GSK acquires BMS's R&D HIV assets

GlaxoSmithKline plc announced that its global HIV business, ViiV Healthcare, has reached two separate agreements with Bristol-Myers Squibb, to acquire its late-stage HIV R&D assets; and to acquire Bristol-Myers Squibb’s portfolio of preclinical and discovery stage HIV research assets.

These potential therapies have novel modes of action and would offer significant new treatment options to patients with HIV. In addition to being developed as standalone treatment options, these new assets complement ViiV Healthcare’s existing portfolio and therefore offer multiple opportunities for development as combination therapies.

The late-stage asset purchase comprises an upfront payment of $317 million, followed by development and first commercial sale milestones of up to $518M, and tiered royalties on sales. The purchase of preclinical and discovery stage research assets comprises an upfront payment of $33 million, followed by development and first commercial sales milestones of up to $587M, and further consideration contingent on future sales performance.
 

ViiV Healthcare announces Results of HIV drug Regimen

ViiV Healthcare announced that the Phase IIb study LATTE 2 (NCT02120352) met its primary endpoint at 32 weeks.  These results show that the investigational, long acting, injectable formulations of cabotegravir (ViiV Healthcare) and rilpivirine (Janssen) were comparable in maintaining viral suppression rates to a three drug oral regimen of investigational cabotegravir and two nucleoside reverse transcriptase inhibitors (NRTIs). The 32 week results of LATTE 2 will be presented at a forthcoming scientific conference. ViiV Healthcare and Janssen Sciences Ireland UC (Janssen) are collaborating to conduct LATTE 2.
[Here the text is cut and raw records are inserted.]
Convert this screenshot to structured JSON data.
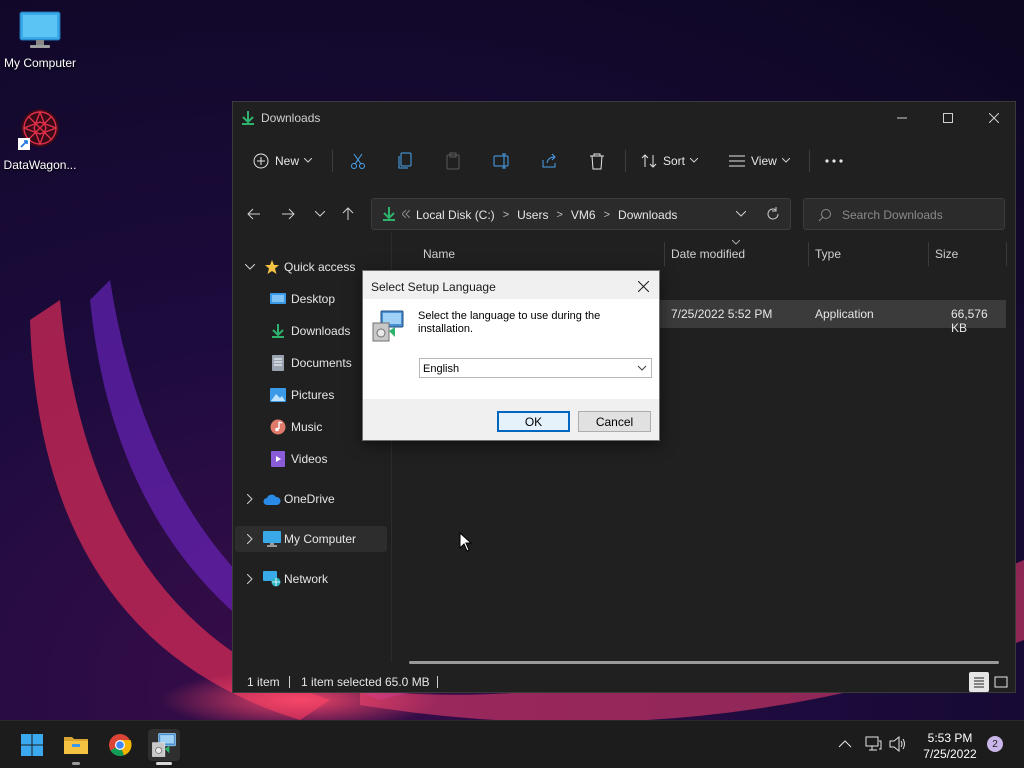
{
  "desktop": {
    "icons": [
      {
        "label": "My Computer"
      },
      {
        "label": "DataWagon..."
      }
    ]
  },
  "explorer": {
    "title": "Downloads",
    "toolbar": {
      "new_label": "New",
      "sort_label": "Sort",
      "view_label": "View"
    },
    "address": {
      "crumbs": [
        "Local Disk (C:)",
        "Users",
        "VM6",
        "Downloads"
      ]
    },
    "search": {
      "placeholder": "Search Downloads"
    },
    "nav": {
      "quick_access": "Quick access",
      "items": [
        "Desktop",
        "Downloads",
        "Documents",
        "Pictures",
        "Music",
        "Videos"
      ],
      "onedrive": "OneDrive",
      "my_computer": "My Computer",
      "network": "Network"
    },
    "columns": {
      "name": "Name",
      "date": "Date modified",
      "type": "Type",
      "size": "Size"
    },
    "rows": [
      {
        "date": "7/25/2022 5:52 PM",
        "type": "Application",
        "size": "66,576 KB"
      }
    ],
    "status": {
      "count": "1 item",
      "selected": "1 item selected",
      "size": "65.0 MB"
    }
  },
  "dialog": {
    "title": "Select Setup Language",
    "message": "Select the language to use during the installation.",
    "selected_language": "English",
    "ok_label": "OK",
    "cancel_label": "Cancel"
  },
  "taskbar": {
    "time": "5:53 PM",
    "date": "7/25/2022",
    "notifications": "2"
  },
  "colors": {
    "accent": "#0067c0",
    "downloads_green": "#2db36b",
    "folder_yellow": "#f5c242"
  }
}
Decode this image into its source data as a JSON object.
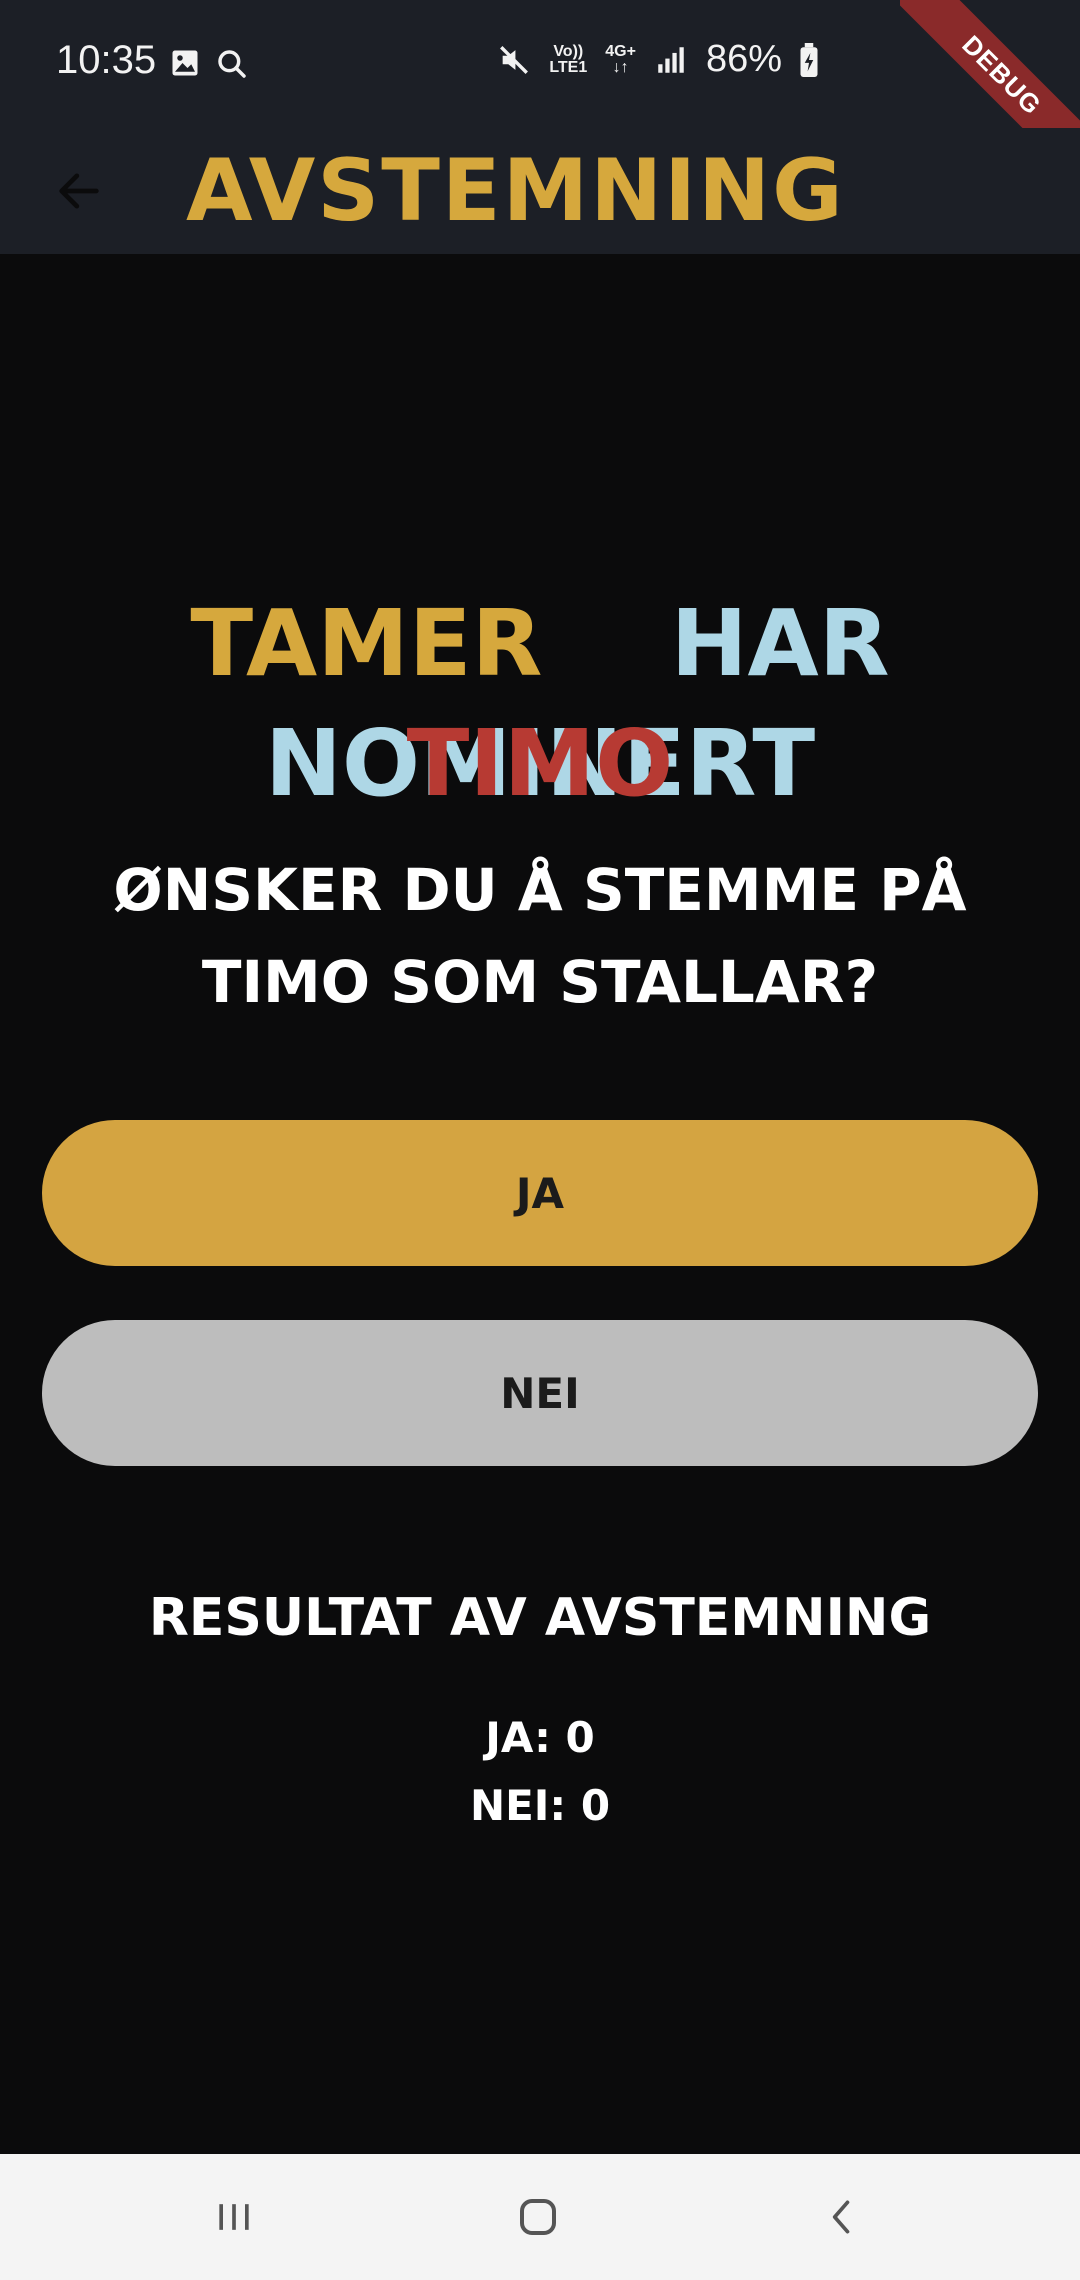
{
  "status_bar": {
    "time": "10:35",
    "volte_line1": "Vo))",
    "volte_line2": "LTE1",
    "network_type": "4G+",
    "battery_percent": "86%"
  },
  "debug_banner": {
    "label": "DEBUG"
  },
  "app_bar": {
    "title": "AVSTEMNING"
  },
  "nomination": {
    "nominator": "TAMER",
    "nominated_text": "HAR NOMINERT",
    "nominee": "TIMO"
  },
  "question": {
    "text": "ØNSKER DU Å STEMME PÅ TIMO SOM STALLAR?"
  },
  "buttons": {
    "yes": "JA",
    "no": "NEI"
  },
  "results": {
    "title": "RESULTAT AV AVSTEMNING",
    "yes_label": "JA:",
    "yes_count": "0",
    "no_label": "NEI:",
    "no_count": "0"
  },
  "colors": {
    "accent_gold": "#d4a441",
    "nominated_blue": "#aed7e6",
    "nominee_red": "#b73a33",
    "button_grey": "#bdbdbd",
    "bar_background": "#1c1f26",
    "page_background": "#0b0b0c"
  },
  "icons": {
    "status_left": [
      "gallery-icon",
      "search-icon"
    ],
    "status_right": [
      "mute-icon",
      "signal-icon",
      "battery-charging-icon"
    ],
    "app_bar": [
      "back-arrow-icon"
    ],
    "navigation": [
      "recents-icon",
      "home-icon",
      "nav-back-icon"
    ]
  }
}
Viral suppression rates (plasma HIV-1 RNA <50 c/ml by FDA snapshot analysis) for patients at 32 weeks receiving two drug maintenance therapy with investigational long acting cabotegravir (CAB LA) and long acting rilpivirine (RPV LA) dosed every 8 weeks (Q8W, 95%) or every 4 weeks (Q4W, 94%) were comparable to the rate observed in patients continuing with a three drug oral regimen of investigational CAB + NRTIs (91%).

Patients switching to CAB LA and RPV LA administered Q4W reported more adverse events (AEs) leading to withdrawal (5%; n=6) compared with those receiving an injection Q8W (2%; n=2) or who continued on oral CAB + NRTIs (2%, n=1). The most common adverse event (AE) reported by patients was injection site pain (93% of injection recipients). Two patients in the Q8W arm (none in the Q4W arm) withdrew for injection intolerance. Two patients met protocol defined virologic failure criteria, Q8W (n=1), oral (n=1); neither patient had evidence of resistance at failure.

Cabotegravir is an investigational integrase strand transfer inhibitor (INSTI) and analogue of dolutegravir (Tivicay®). Cabotegravir is being developed by ViiV Healthcare for the treatment and prevention of HIV and is currently being evaluated as a once-daily oral tablet formulation and as a LA nanosuspension formulation for intramuscular (IM) injection.

Rilpivirine is a once daily non-nucleoside reverse transcriptase inhibitor (NNRTI) used for the treatment of human immunodeficiency virus (HIV‑1) infection in combination with other antiretroviral agents in antiretroviral treatment-naïve adult patients with a viral load ≤ 100,000 HIV RNA copies/mL. Rilpivirine was developed by Janssen. Rilpivirine is approved in US and EU as EDURANT® as a single agent tablet dosed at 25mg taken once a day. The overall safety profile of rilpivirine is based on Phase III clinical studies. Rilpivirine is also available in the United States (US) and the European Union as part of a once daily fixed dose antiretroviral combination with Gilead Sciences Inc’s tenofovir and emtricitabine. This combination, known as COMPLERA® (US) or EVIPLERA®.